Volvo Trucks advocates increased use of larger standardised load carriers to ease congestion woes across Europe

Volvo Trucks advocates increased use of larger standardised load carriers to ease congestion woes across Europe

The large amounts of traffic on European roads are causing ever bigger problems. Every day, tailbacks disrupt the traffic flow along 7,500 kilometres of roadway in and around European cities - that is almost 10 per cent of the entire continent's road network.

The EU Commission estimates the cost of these bottlenecks at more than EUR 80 billion annually.

For several years, Volvo Trucks has conducted a project called EMS (European Modular System) which focuses on increased use of standardised load carriers such as exchangeable bodies and semitrailers as well as 20- and 40-foot containers to simplify integration between different traffic modes. The system is based on the 25.25 metre truck rigs that have long been in use in Sweden and Finland.

"We are lobbying hard for the EU to adopt 25.25 metre rigs in continental Europe too, since this would permit increased use of standardised load carriers and thus stimulate the growth of intermodal transports," explains Ulf Ehrning, transport analyst at Volvo 3P, Volvo Trucks' development company.

He says the current focus is on evaluating the EMS tests recently conducted in the Netherlands and Denmark, among other countries. Soon it will be time for Germany to test the system. Critics claim that modular vehicles will steal freight from the railways.

"There is absolutely no conflict between longer trucks and rail or sea freight," says Stefan Back, chairman of the Road Transport Institute."Modular vehicles are tailor-made for intermodal transport; their freight-carrying units can be transported by rail and by sea. There is absolutely no reason to pitch the various transport modes against one another.
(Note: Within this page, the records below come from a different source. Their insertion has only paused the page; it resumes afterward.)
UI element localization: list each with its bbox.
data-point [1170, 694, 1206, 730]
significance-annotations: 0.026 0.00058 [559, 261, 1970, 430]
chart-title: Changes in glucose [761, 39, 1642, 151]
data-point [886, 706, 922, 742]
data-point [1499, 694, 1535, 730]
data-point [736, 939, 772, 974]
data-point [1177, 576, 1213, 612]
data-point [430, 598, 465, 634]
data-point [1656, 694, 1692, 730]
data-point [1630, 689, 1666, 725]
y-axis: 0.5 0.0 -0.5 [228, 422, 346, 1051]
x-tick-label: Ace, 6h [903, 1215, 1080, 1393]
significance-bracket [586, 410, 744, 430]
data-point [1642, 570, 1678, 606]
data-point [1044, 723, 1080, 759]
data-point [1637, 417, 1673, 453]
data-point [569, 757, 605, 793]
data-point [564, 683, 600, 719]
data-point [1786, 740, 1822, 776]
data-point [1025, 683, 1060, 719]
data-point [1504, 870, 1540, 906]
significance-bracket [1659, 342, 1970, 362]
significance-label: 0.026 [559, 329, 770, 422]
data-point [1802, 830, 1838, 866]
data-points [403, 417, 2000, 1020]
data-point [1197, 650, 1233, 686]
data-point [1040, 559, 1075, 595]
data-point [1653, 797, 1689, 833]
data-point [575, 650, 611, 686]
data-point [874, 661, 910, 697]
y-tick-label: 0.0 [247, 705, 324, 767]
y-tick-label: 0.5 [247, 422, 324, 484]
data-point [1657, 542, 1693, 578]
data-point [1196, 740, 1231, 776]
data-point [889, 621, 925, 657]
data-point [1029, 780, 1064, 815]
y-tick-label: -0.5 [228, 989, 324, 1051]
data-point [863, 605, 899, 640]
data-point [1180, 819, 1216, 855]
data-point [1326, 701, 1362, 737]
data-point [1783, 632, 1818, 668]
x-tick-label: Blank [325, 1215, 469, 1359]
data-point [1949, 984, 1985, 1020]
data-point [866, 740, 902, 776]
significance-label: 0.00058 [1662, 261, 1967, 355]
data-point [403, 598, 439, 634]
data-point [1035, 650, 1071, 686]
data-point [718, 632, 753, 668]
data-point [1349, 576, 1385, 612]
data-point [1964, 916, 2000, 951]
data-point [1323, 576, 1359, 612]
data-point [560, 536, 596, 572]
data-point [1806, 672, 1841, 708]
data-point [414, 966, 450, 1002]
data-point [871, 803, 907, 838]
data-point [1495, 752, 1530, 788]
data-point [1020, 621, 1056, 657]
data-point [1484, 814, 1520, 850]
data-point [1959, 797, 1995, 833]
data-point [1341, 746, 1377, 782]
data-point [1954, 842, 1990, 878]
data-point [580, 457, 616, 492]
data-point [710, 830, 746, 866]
Instead, the focus should be on ensuring that they can develop both individually and together."

Back also feels that modular vehicles would help ease the pressure on Europe's overloaded road network.

"With longer truck combinations, two 25.25 metre rigs can replace three 18.75 metre rigs," he says.

Volvo Trucks also runs its own tests on modular transport. For instance, the company has been testing 90-tonne 30 metre long timber haulers in regular operation in northern Sweden.

"Our tests show a 20 per cent fuel saving per ton-kilometre by switching from regular, European 16.5 or 18.75 metre rigs to 25.25 metre combinations. And if you step up to 30 metre long rigs, you save as much again," concludes Ehrning.